255 coureurs ont donc porté au moins une fois le maillot jaune.
Pourtant, des champions parfois très huppés, qui ont laissé une
empreinte dans l'histoire du cyclisme et celle du Tour en particulier,
n'ont jamais réussi à l'endosser, ne serait-ce qu'une petite journée.
Hennie Kuipper, 2e du Tour en 1977 et 1980, 4e en 1978, n'a jamais eu
les honneurs du maillot jaune. Idem pour Gianni Bugno, 2e en 1991 et 3e
en 1992. Ils font partie des rares coureurs présents plusieurs fois sur
le podium final sans avoir goûté au jaune. Le recordman en la matière
est évidemment Raymond Poulidor: huit podiums (un record) et 11 Top 10
et pas une seule petite journée avec le maillot jaune. Presque
invraisemblable. Lors du prologue 1973, il ne lui manqua que… huit
dixièmes de seconde.
_______________________________________________________
10/Combien de coureurs ont perdu le maillot jaune le dernier jour ?
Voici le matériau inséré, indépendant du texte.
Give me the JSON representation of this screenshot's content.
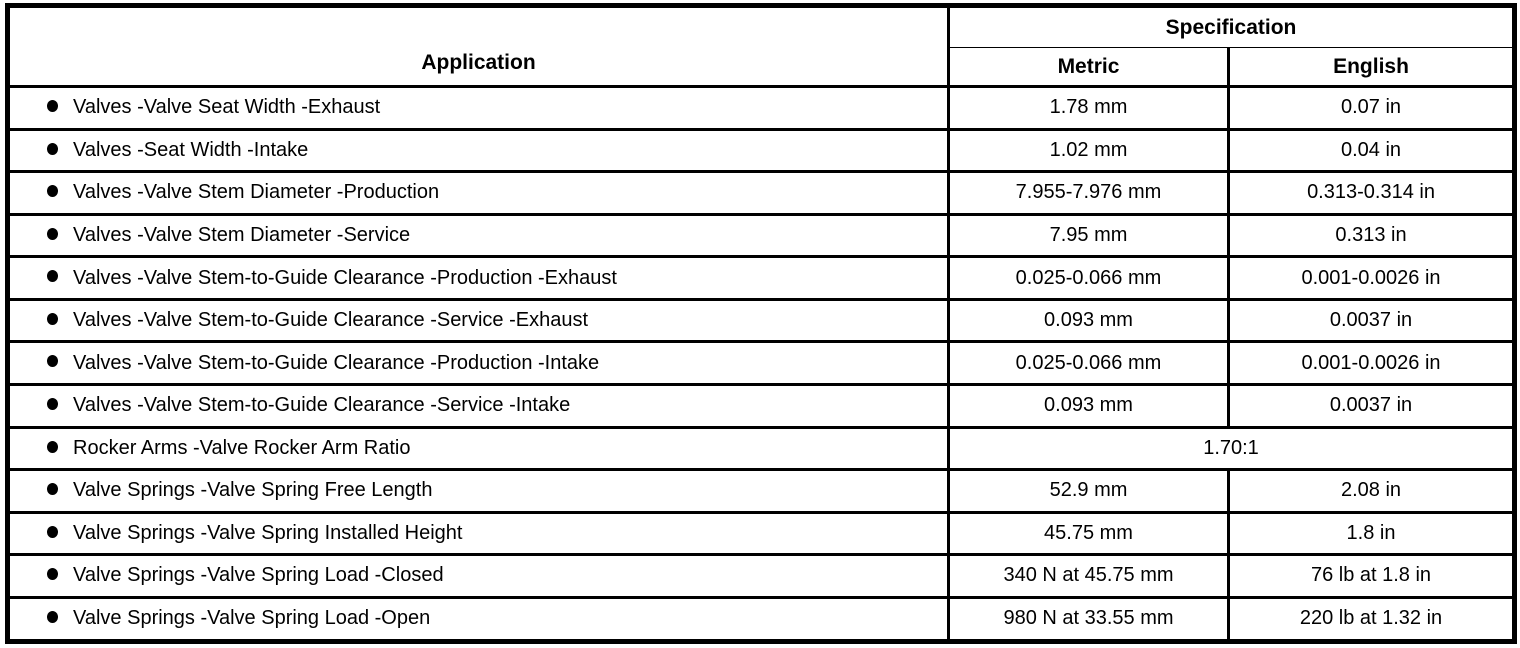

Seulement trois depuis 1919, ce qui confère à ces trois hommes
un statut de maudit et à ces trois éditions un caractère exceptionnel.
Le premier changement de maillot jaune date de 1947 et c'est aussi la
seule fois qu'il s'est produit lors d'une étape en ligne. Jean Robic,
via sa fameuse attaque dans la non moins fameuse côte de Bonsecours,
avait dépossédé le malheureux Pierre Brambilla de la précieuse tunique
en arrivant à Paris. Les deux autres basculements le dernier jour sont
survenus sur deux chronos, en 1968 et 1989. Jan Janssen et Greg LeMond
furent les heureux élus. Herman Van Springel et Laurent Fignon (photo)
les rois maudits. Rendre un maillot jaune, c'est une blessure, mais le
perdre en arrivant à Paris, c'est une plaie qui ne cicatrise jamais.